Step 10: Ask the Hard Questions Before You Enroll
Before you pick a plan, call it and ask these questions. See Questions to Ask for a full list, but the key ones are:
- "My doctor is listed as in-network. Can you confirm they're taking new patients?"
- "I take these three drugs. Can you confirm they're on these tiers and won't change mid-year?"
- "What's my copay for urgent care? An ER visit?"
- "Do I need a referral to see a specialist?"
Getting Free Help
You don't have to do this alone. These services are free and don't sell plans:
- SHIP (State Health Insurance Assistance Program) — Call shiphelp.org to find your state's number. A counselor will walk through Plan Finder with you and help you understand your options. This might be the best use of 30 minutes you can make.
- 1-800-MEDICARE — Call 1-800-633-4227 for questions about specific plans.
- Plan-sponsored counselors — Many Medicare plans offer free counseling to help you understand their plan.

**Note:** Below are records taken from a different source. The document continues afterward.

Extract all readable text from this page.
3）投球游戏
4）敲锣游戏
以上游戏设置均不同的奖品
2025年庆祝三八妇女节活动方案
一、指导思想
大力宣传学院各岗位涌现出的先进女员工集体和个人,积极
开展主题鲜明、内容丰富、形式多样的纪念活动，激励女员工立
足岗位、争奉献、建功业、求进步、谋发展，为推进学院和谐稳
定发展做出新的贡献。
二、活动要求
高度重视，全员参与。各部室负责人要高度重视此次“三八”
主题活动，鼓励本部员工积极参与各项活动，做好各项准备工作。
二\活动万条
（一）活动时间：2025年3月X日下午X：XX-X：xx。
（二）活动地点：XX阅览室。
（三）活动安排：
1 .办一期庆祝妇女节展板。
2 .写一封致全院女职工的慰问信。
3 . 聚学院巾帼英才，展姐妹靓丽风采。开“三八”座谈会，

Important Limits of Plan Finder
Plan Finder is a great starting point, but it's not the full story. Here's what it doesn't tell you:
- Network changes mid-year: A doctor listed as in-network might leave the plan. Always confirm directly with the doctor.
- Formulary changes: The drug list can change. Call the plan to confirm it won't change on you.
- Prior authorization: Some plans require you to get approval before they'll cover certain drugs. The tool doesn't tell you this.
- Customer service quality: Some plans are known for poor customer service. Read recent reviews and ask your SHIP counselor.
- Specialized networks: If you use a hospital system for cancer care or dialysis, Plan Finder might not show you whether that system is in-network. Call and ask.
When to Use Plan Finder Again
Plans change every year. Your drug costs, plan network, and formulary all might change on January 1. Revisit Plan Finder every October during open enrollment to make sure you're still in the best plan. Even if you were happy last year, a new plan might be cheaper this year, or your current plan might have raised prices.
Making Your Final Choice
After Plan Finder, you've compared costs and narrowed down. Now:
- Call your top plan and ask the hard questions (see Step 10).
- Call your doctor's office and confirm they're in-network and taking new patients.
- Read the plan's summary of benefits (the plan will send you this if you ask, or it's on their website).
- Enroll during an enrollment window — fall open enrollment (October 15 – December 7), or January 1 – March 31 if you're switching out of a Medicare Advantage plan — online, by phone, or with a counselor.